His performance at the candidates forum earlier this week was all style and no substance — lots of buzzwords and talking points, but no ideas for the future. He seems content to remain silent at meetings, contributing only when directly addressed. That’s not what Rockville Centre needs right now.
Marc Wieman doesn’t give himself enough credit. His volunteerism and desire to give back to the village are admirable. But by his own admission, he isn’t good with numbers, and that’s not something we want to hear from a potential trustee. It seems to us that not even Wieman is clear on his positions on some issues — other than the fact that he wants some kind of parking structure built. We’d like to see him stay involved with village affairs, and perhaps try running again in two years.

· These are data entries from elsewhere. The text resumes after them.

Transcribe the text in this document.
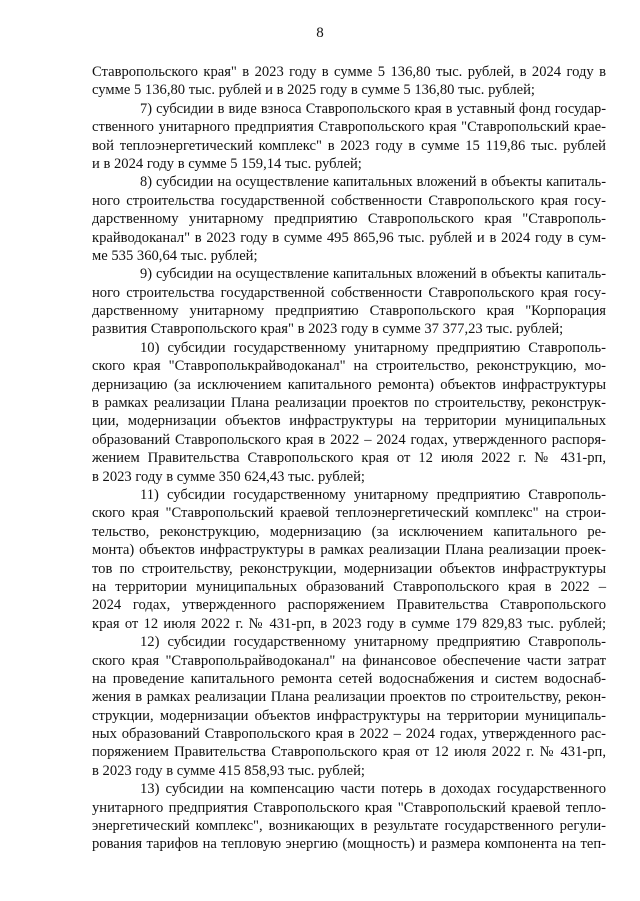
8
Ставропольского края" в 2023 году в сумме 5 136,80 тыс. рублей, в 2024 году в
сумме 5 136,80 тыс. рублей и в 2025 году в сумме 5 136,80 тыс. рублей;
7) субсидии в виде взноса Ставропольского края в уставный фонд государ-
ственного унитарного предприятия Ставропольского края "Ставропольский крае-
вой теплоэнергетический комплекс" в 2023 году в сумме 15 119,86 тыс. рублей
и в 2024 году в сумме 5 159,14 тыс. рублей;
8) субсидии на осуществление капитальных вложений в объекты капиталь-
ного строительства государственной собственности Ставропольского края госу-
дарственному унитарному предприятию Ставропольского края "Ставрополь-
крайводоканал" в 2023 году в сумме 495 865,96 тыс. рублей и в 2024 году в сум-
ме 535 360,64 тыс. рублей;
9) субсидии на осуществление капитальных вложений в объекты капиталь-
ного строительства государственной собственности Ставропольского края госу-
дарственному унитарному предприятию Ставропольского края "Корпорация
развития Ставропольского края" в 2023 году в сумме 37 377,23 тыс. рублей;
10) субсидии государственному унитарному предприятию Ставрополь-
ского края "Ставрополькрайводоканал" на строительство, реконструкцию, мо-
дернизацию (за исключением капитального ремонта) объектов инфраструктуры
в рамках реализации Плана реализации проектов по строительству, реконструк-
ции, модернизации объектов инфраструктуры на территории муниципальных
образований Ставропольского края в 2022 – 2024 годах, утвержденного распоря-
жением Правительства Ставропольского края от 12 июля 2022 г. № 431-рп,
в 2023 году в сумме 350 624,43 тыс. рублей;
11) субсидии государственному унитарному предприятию Ставрополь-
ского края "Ставропольский краевой теплоэнергетический комплекс" на строи-
тельство, реконструкцию, модернизацию (за исключением капитального ре-
монта) объектов инфраструктуры в рамках реализации Плана реализации проек-
тов по строительству, реконструкции, модернизации объектов инфраструктуры
на территории муниципальных образований Ставропольского края в 2022 –
2024 годах, утвержденного распоряжением Правительства Ставропольского
края от 12 июля 2022 г. № 431-рп, в 2023 году в сумме 179 829,83 тыс. рублей;
12) субсидии государственному унитарному предприятию Ставрополь-
ского края "Ставропольрайводоканал" на финансовое обеспечение части затрат
на проведение капитального ремонта сетей водоснабжения и систем водоснаб-
жения в рамках реализации Плана реализации проектов по строительству, рекон-
струкции, модернизации объектов инфраструктуры на территории муниципаль-
ных образований Ставропольского края в 2022 – 2024 годах, утвержденного рас-
поряжением Правительства Ставропольского края от 12 июля 2022 г. № 431-рп,
в 2023 году в сумме 415 858,93 тыс. рублей;
13) субсидии на компенсацию части потерь в доходах государственного
унитарного предприятия Ставропольского края "Ставропольский краевой тепло-
энергетический комплекс", возникающих в результате государственного регули-
рования тарифов на тепловую энергию (мощность) и размера компонента на теп-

We also hope residents will support Kevin McDonough, who’s running for re-election as a village justice. McDonough has been a fair and effective judge over the past four years, which is why he is endorsed by both the Common Sense and Concerned Citizens parties. He is deserving of your vote.
Our one disappointment in this election cycle is in the sheer lack of diversity among board candidates. All are white men over 35. In a village where women make up 53 percent of the population and minorities 11 percent, the Board of Trustees remains all white, with only one seat occupied by a woman. We hope to see more minority and women candidates in the future, to make the board more representative of Rockville Centre.